C-Corporation Bankruptcy: Everything You Need to Know
C-corporation bankruptcy occurs when this type of business entity is no longer able to pay its debts.3 min read
2. Life Cycle of a C-Corporation
3. Corporate Chapter 11 Bankruptcy
4. Corporate Chapter 7 Bankruptcy
5. Bankruptcy Advantages and Disadvantages
Updated July 6, 2020:
C-corporation bankruptcy occurs when this type of business entity is no longer able to pay its debts. Forming a C-corporation provides the owners of the business with limited liability, which means they cannot be held personally responsible for business debts. C-corps' profits are taxed both when they are earned and when they are distributed to shareholders as profits. When a C-corp fails, taking the proper steps to dissolve the company can prevent further financial and legal issues.
Forming a C-Corporation
To create a corporation, you must file formation documents with the secretary of state and pay the required fees. Once formed, the business is a separate legal entity. Individuals do not own the company itself, but instead own shares of the business. These ownership interests are documented in the corporation's bylaws. The business can own assets and is responsible for its own debt.
When a C-corporation is formed, the owners can shield their personal wealth from business obligations, including bankruptcy proceedings. If the individual files for bankruptcy, the company would not be listed as an asset; however, his or her shares in the company would. The value of this interest could then be sold by the bankruptcy trustee.
Life Cycle of a C-Corporation
The dissolution or termination of your corporation is governed by the state laws where it was formed. Corporations exist perpetually unless a limited term is established by the formation documents. Termination documents must be filed with the state to discontinue a corporation.
Corporate Chapter 11 Bankruptcy
When a C-corporation cannot make enough money to cover its expenses and debts, it can apply for Chapter 11 bankruptcy. This allows the company to restructure its obligations and then continue to operate in a more streamlined form, with new ownership or management, and/or in a different line of business.
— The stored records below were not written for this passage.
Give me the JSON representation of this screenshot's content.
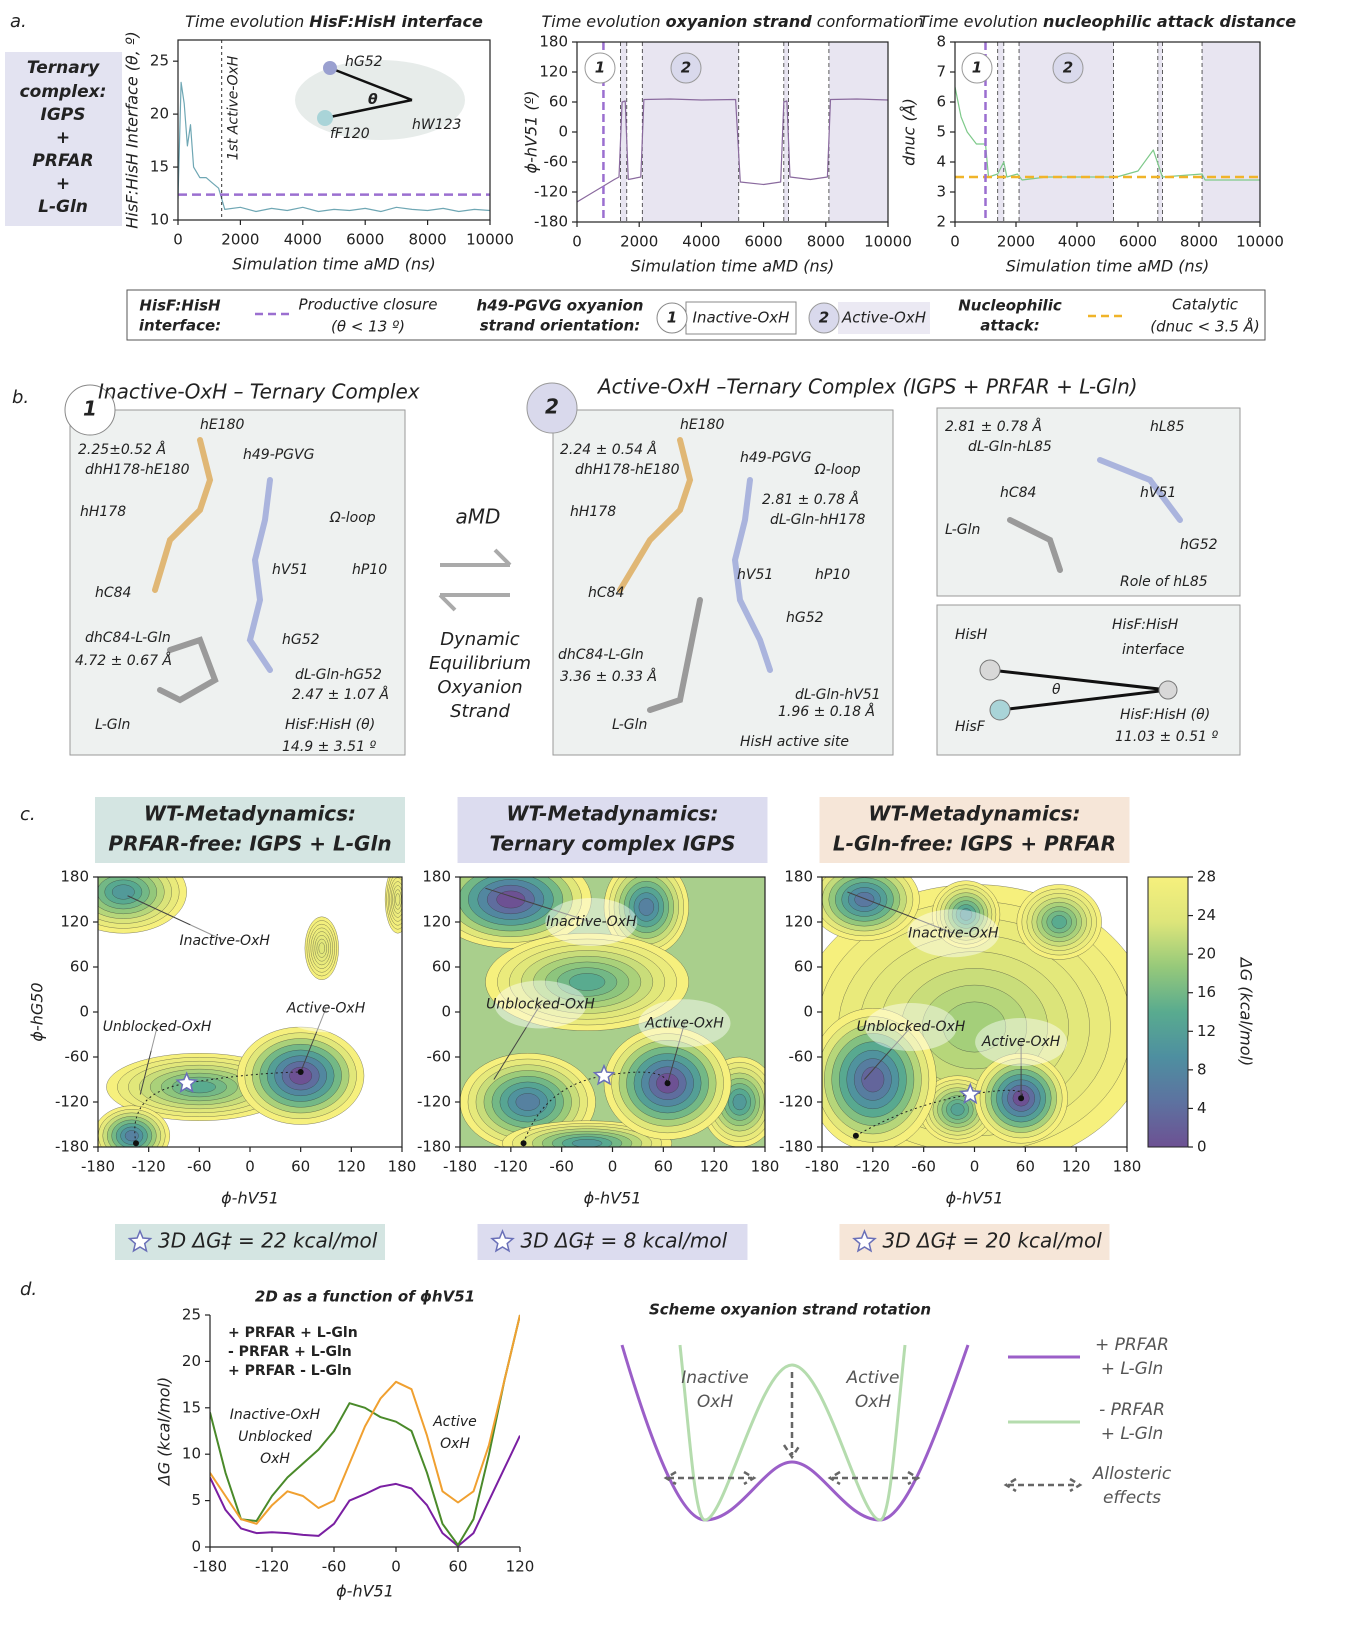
{
  "panel_a": {
    "label": "a.",
    "system_box": [
      "Ternary",
      "complex:",
      "IGPS",
      "+",
      "PRFAR",
      "+",
      "L-Gln"
    ]
  },
  "legend_a": {
    "interface": [
      "HisF:HisH",
      "interface:"
    ],
    "closure": [
      "Productive closure",
      "(θ < 13 º)"
    ],
    "strand": [
      "h49-PGVG oxyanion",
      "strand orientation:"
    ],
    "states": [
      {
        "number": "1",
        "label": "Inactive-OxH"
      },
      {
        "number": "2",
        "label": "Active-OxH"
      }
    ],
    "attack": [
      "Nucleophilic",
      "attack:"
    ],
    "catalytic": [
      "Catalytic",
      "(dnuc < 3.5 Å)"
    ]
  },
  "panel_b": {
    "label": "b.",
    "inactive": {
      "number": "1",
      "title": "Inactive-OxH – Ternary Complex",
      "labels": [
        "2.25±0.52 Å",
        "dhH178-hE180",
        "hE180",
        "h49-PGVG",
        "hH178",
        "Ω-loop",
        "hV51",
        "hP10",
        "hC84",
        "dhC84-L-Gln",
        "4.72 ± 0.67 Å",
        "hG52",
        "dL-Gln-hG52",
        "2.47 ± 1.07 Å",
        "L-Gln",
        "HisF:HisH (θ)",
        "14.9  ±  3.51 º"
      ]
    },
    "exchange": {
      "method": "aMD",
      "caption": [
        "Dynamic",
        "Equilibrium",
        "Oxyanion",
        "Strand"
      ]
    },
    "active": {
      "number": "2",
      "title": "Active-OxH –Ternary Complex (IGPS + PRFAR + L-Gln)",
      "labels": [
        "hE180",
        "h49-PGVG",
        "2.24 ± 0.54 Å",
        "dhH178-hE180",
        "Ω-loop",
        "2.81  ±  0.78 Å",
        "dL-Gln-hH178",
        "hH178",
        "hV51",
        "hP10",
        "hC84",
        "hG52",
        "dhC84-L-Gln",
        "3.36 ± 0.33 Å",
        "dL-Gln-hV51",
        "1.96 ± 0.18 Å",
        "L-Gln",
        "HisH active site"
      ]
    },
    "hl85": {
      "labels": [
        "2.81 ± 0.78 Å",
        "hL85",
        "dL-Gln-hL85",
        "hC84",
        "hV51",
        "L-Gln",
        "hG52",
        "Role of hL85"
      ]
    },
    "interface": {
      "labels": [
        "HisH",
        "HisF:HisH",
        "interface",
        "θ",
        "HisF",
        "HisF:HisH (θ)",
        "11.03  ±  0.51 º"
      ]
    }
  },
  "panel_c": {
    "label": "c."
  },
  "panel_d": {
    "label": "d.",
    "scheme": {
      "title": "Scheme oxyanion strand rotation",
      "wells": [
        "Inactive",
        "OxH",
        "Active",
        "OxH"
      ],
      "legend": [
        [
          "+ PRFAR",
          "+ L-Gln"
        ],
        [
          "- PRFAR",
          "+ L-Gln"
        ],
        [
          "Allosteric",
          "effects"
        ]
      ]
    }
  },
  "chart_data": [
    {
      "type": "line",
      "title": [
        "Time evolution",
        "HisF:HisH interface"
      ],
      "xlabel": "Simulation time aMD (ns)",
      "ylabel": "HisF:HisH Interface (θ, º)",
      "x": [
        0,
        100,
        200,
        300,
        400,
        500,
        700,
        900,
        1100,
        1300,
        1500,
        2000,
        2500,
        3000,
        3500,
        4000,
        4500,
        5000,
        5500,
        6000,
        6500,
        7000,
        7500,
        8000,
        8500,
        9000,
        9500,
        10000
      ],
      "series": [
        {
          "color": "#6fa7b4",
          "values": [
            12,
            23,
            21,
            17,
            19,
            15,
            14,
            14,
            13.5,
            13,
            11,
            11.2,
            10.8,
            11.1,
            10.9,
            11.2,
            10.8,
            11,
            10.9,
            11.1,
            10.8,
            11.2,
            11,
            10.9,
            11.1,
            10.8,
            11,
            10.9
          ]
        }
      ],
      "xlim": [
        0,
        10000
      ],
      "xticks": [
        0,
        2000,
        4000,
        6000,
        8000,
        10000
      ],
      "ylim": [
        10,
        27
      ],
      "yticks": [
        10,
        15,
        20,
        25
      ],
      "hline": 12.4,
      "hline_color": "#9b6fd0",
      "vline": 1400,
      "vline_label": "1st Active-OxH",
      "inset_labels": [
        "hG52",
        "θ",
        "hW123",
        "fF120"
      ]
    },
    {
      "type": "line",
      "title": [
        "Time evolution",
        "oxyanion strand",
        "conformation"
      ],
      "xlabel": "Simulation time aMD (ns)",
      "ylabel": "ϕ-hV51 (º)",
      "x": [
        0,
        400,
        800,
        1200,
        1350,
        1450,
        1550,
        1650,
        2050,
        2150,
        3000,
        4000,
        5100,
        5250,
        6000,
        6550,
        6650,
        6750,
        6850,
        7500,
        8050,
        8150,
        9000,
        10000
      ],
      "series": [
        {
          "color": "#8a6a9e",
          "values": [
            -140,
            -125,
            -110,
            -95,
            -90,
            60,
            62,
            -95,
            -90,
            65,
            66,
            64,
            65,
            -100,
            -105,
            -100,
            60,
            62,
            -90,
            -95,
            -90,
            65,
            66,
            64
          ]
        }
      ],
      "xlim": [
        0,
        10000
      ],
      "xticks": [
        0,
        2000,
        4000,
        6000,
        8000,
        10000
      ],
      "ylim": [
        -180,
        180
      ],
      "yticks": [
        -180,
        -120,
        -60,
        0,
        60,
        120,
        180
      ],
      "vline": 850,
      "vline_color": "#9b6fd0",
      "state_spans": [
        [
          1400,
          1600
        ],
        [
          2100,
          5200
        ],
        [
          6650,
          6800
        ],
        [
          8100,
          10000
        ]
      ],
      "state_labels": [
        "1",
        "2"
      ]
    },
    {
      "type": "line",
      "title": [
        "Time evolution",
        "nucleophilic attack distance"
      ],
      "xlabel": "Simulation time aMD (ns)",
      "ylabel": "dnuc (Å)",
      "x": [
        0,
        200,
        400,
        700,
        1000,
        1100,
        1400,
        1600,
        1700,
        2050,
        2200,
        3000,
        4000,
        5100,
        5300,
        6000,
        6500,
        6800,
        8100,
        8200,
        10000
      ],
      "series": [
        {
          "color": "#7ec98a",
          "values": [
            6.5,
            5.5,
            5,
            4.6,
            4.6,
            3.5,
            3.6,
            4,
            3.5,
            3.6,
            3.4,
            3.5,
            3.5,
            3.5,
            3.5,
            3.7,
            4.4,
            3.5,
            3.6,
            3.4,
            3.4
          ]
        }
      ],
      "xlim": [
        0,
        10000
      ],
      "xticks": [
        0,
        2000,
        4000,
        6000,
        8000,
        10000
      ],
      "ylim": [
        2,
        8
      ],
      "yticks": [
        2,
        3,
        4,
        5,
        6,
        7,
        8
      ],
      "hline": 3.5,
      "hline_color": "#f0b429",
      "vline": 1000,
      "vline_color": "#9b6fd0",
      "state_spans": [
        [
          1400,
          1600
        ],
        [
          2100,
          5200
        ],
        [
          6650,
          6800
        ],
        [
          8100,
          10000
        ]
      ],
      "state_labels": [
        "1",
        "2"
      ]
    },
    {
      "type": "contour",
      "title": [
        "WT-Metadynamics:",
        "PRFAR-free: IGPS + L-Gln"
      ],
      "title_color": "#d4e5e2",
      "xlabel": "ϕ-hV51",
      "ylabel": "ϕ-hG50",
      "xlim": [
        -180,
        180
      ],
      "xticks": [
        -180,
        -120,
        -60,
        0,
        60,
        120,
        180
      ],
      "ylim": [
        -180,
        180
      ],
      "yticks": [
        -180,
        -120,
        -60,
        0,
        60,
        120,
        180
      ],
      "annotations": [
        "Inactive-OxH",
        "Unblocked-OxH",
        "Active-OxH"
      ],
      "minima_x": [
        -135,
        60
      ],
      "minima_y": [
        -175,
        -80
      ],
      "ts_x": -75,
      "ts_y": -95,
      "barrier_label": "3D ΔG‡ = 22 kcal/mol"
    },
    {
      "type": "contour",
      "title": [
        "WT-Metadynamics:",
        "Ternary complex IGPS"
      ],
      "title_color": "#dcdcef",
      "xlabel": "ϕ-hV51",
      "xlim": [
        -180,
        180
      ],
      "xticks": [
        -180,
        -120,
        -60,
        0,
        60,
        120,
        180
      ],
      "ylim": [
        -180,
        180
      ],
      "yticks": [
        -180,
        -120,
        -60,
        0,
        60,
        120,
        180
      ],
      "annotations": [
        "Inactive-OxH",
        "Unblocked-OxH",
        "Active-OxH"
      ],
      "minima_x": [
        -105,
        65
      ],
      "minima_y": [
        -175,
        -95
      ],
      "ts_x": -10,
      "ts_y": -85,
      "barrier_label": "3D ΔG‡ = 8 kcal/mol"
    },
    {
      "type": "contour",
      "title": [
        "WT-Metadynamics:",
        "L-Gln-free: IGPS + PRFAR"
      ],
      "title_color": "#f6e6d8",
      "xlabel": "ϕ-hV51",
      "xlim": [
        -180,
        180
      ],
      "xticks": [
        -180,
        -120,
        -60,
        0,
        60,
        120,
        180
      ],
      "ylim": [
        -180,
        180
      ],
      "yticks": [
        -180,
        -120,
        -60,
        0,
        60,
        120,
        180
      ],
      "annotations": [
        "Inactive-OxH",
        "Unblocked-OxH",
        "Active-OxH"
      ],
      "minima_x": [
        -140,
        55
      ],
      "minima_y": [
        -165,
        -115
      ],
      "ts_x": -5,
      "ts_y": -110,
      "barrier_label": "3D ΔG‡ = 20 kcal/mol",
      "colorbar": {
        "label": "ΔG (kcal/mol)",
        "lim": [
          0,
          28
        ],
        "ticks": [
          0,
          4,
          8,
          12,
          16,
          20,
          24,
          28
        ]
      }
    },
    {
      "type": "line",
      "title": "2D  as a function of ϕhV51",
      "xlabel": "ϕ-hV51",
      "ylabel": "ΔG (kcal/mol)",
      "x": [
        -180,
        -165,
        -150,
        -135,
        -120,
        -105,
        -90,
        -75,
        -60,
        -45,
        -30,
        -15,
        0,
        15,
        30,
        45,
        60,
        75,
        90,
        105,
        120
      ],
      "series": [
        {
          "name": "+ PRFAR + L-Gln",
          "color": "#7a1fa2",
          "values": [
            7.5,
            4,
            2,
            1.5,
            1.6,
            1.5,
            1.3,
            1.2,
            2.5,
            5,
            5.7,
            6.5,
            6.8,
            6.3,
            4.5,
            1.5,
            0.1,
            1.5,
            5,
            8.5,
            12
          ]
        },
        {
          "name": "-  PRFAR + L-Gln",
          "color": "#4a8a2a",
          "values": [
            14.5,
            8,
            3,
            2.8,
            5.5,
            7.5,
            9,
            10.5,
            12.5,
            15.5,
            15,
            14,
            13.5,
            12.5,
            8,
            2.5,
            0.2,
            3,
            10,
            18,
            25
          ]
        },
        {
          "name": "+ PRFAR  - L-Gln",
          "color": "#f0a030",
          "values": [
            8,
            5.5,
            3,
            2.5,
            4.5,
            6,
            5.5,
            4.2,
            5,
            9,
            13,
            16,
            17.8,
            17,
            12,
            6,
            4.8,
            6,
            11,
            18,
            25
          ]
        }
      ],
      "xlim": [
        -180,
        120
      ],
      "xticks": [
        -180,
        -120,
        -60,
        0,
        60,
        120
      ],
      "ylim": [
        0,
        25
      ],
      "yticks": [
        0,
        5,
        10,
        15,
        20,
        25
      ],
      "annotations": [
        "Inactive-OxH",
        "Unblocked",
        "OxH",
        "Active",
        "OxH"
      ]
    }
  ]
}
When bankruptcy is underway, stockholders no longer receive dividends and lenders no longer receive principal and interest payments from the company. In some cases, the bankruptcy trustee will require shareholders to exchange their old shares for stock in the new company. This is often fewer shares or shares of lower value.
If a corporation is completely insolvent, the court may rule that stockholders do not get paid. The IRS will seek payment of outstanding federal taxes and may be able to seize the owners' personal assets. Although corporate executives are not often held personally responsible for bankruptcy, company cars and related assets can be seized.
Corporate Chapter 7 Bankruptcy
If you're planning to go out of business, filing for Chapter 7 bankruptcy can streamline the process. However, you can open yourself up to personal lawsuits for company debt. Filing for Chapter 7 bankruptcy closes the company. Ideally, your business can liquidate enough assets to pay debts for which shareholders and officers are personally liable.
When paying debts and distributing assets, you must follow bankruptcy laws' priority rules for an orderly liquidation. Corporations do not receive a debt discharge with Chapter 7; the debt lies with the business and the business no longer exists. However, if you made a personal guarantee for a debt or even if you didn't, a creditor can try to collect from you personally.
Bankruptcy Advantages and Disadvantages
Filing corporate bankruptcy may be advantageous if:
- A creditor is planning to seize assets that could otherwise be sold to pay for tax debts for which shareholders are personally liable.
- You are planning to close the business and need assistance to oversee the process of asset liquidation and distribution from a bankruptcy trustee.
- If creditors are planning to sue the company, since these suits often personally involve officers and shareholders even if they are not liable for the debt in question.
It may not be the best action if:
- Shareholders prefer not to file individual bankruptcy. A trustee can sue officers and stakeholders for recovery of loans or advances they received from the company.
- The company has issues that may be worsened by bankruptcy.
Keep in mind that shareholders may not be paid dividends if other debts of the company have not been paid. However, insiders, as well as third-party creditors, can be repaid for corporate debt.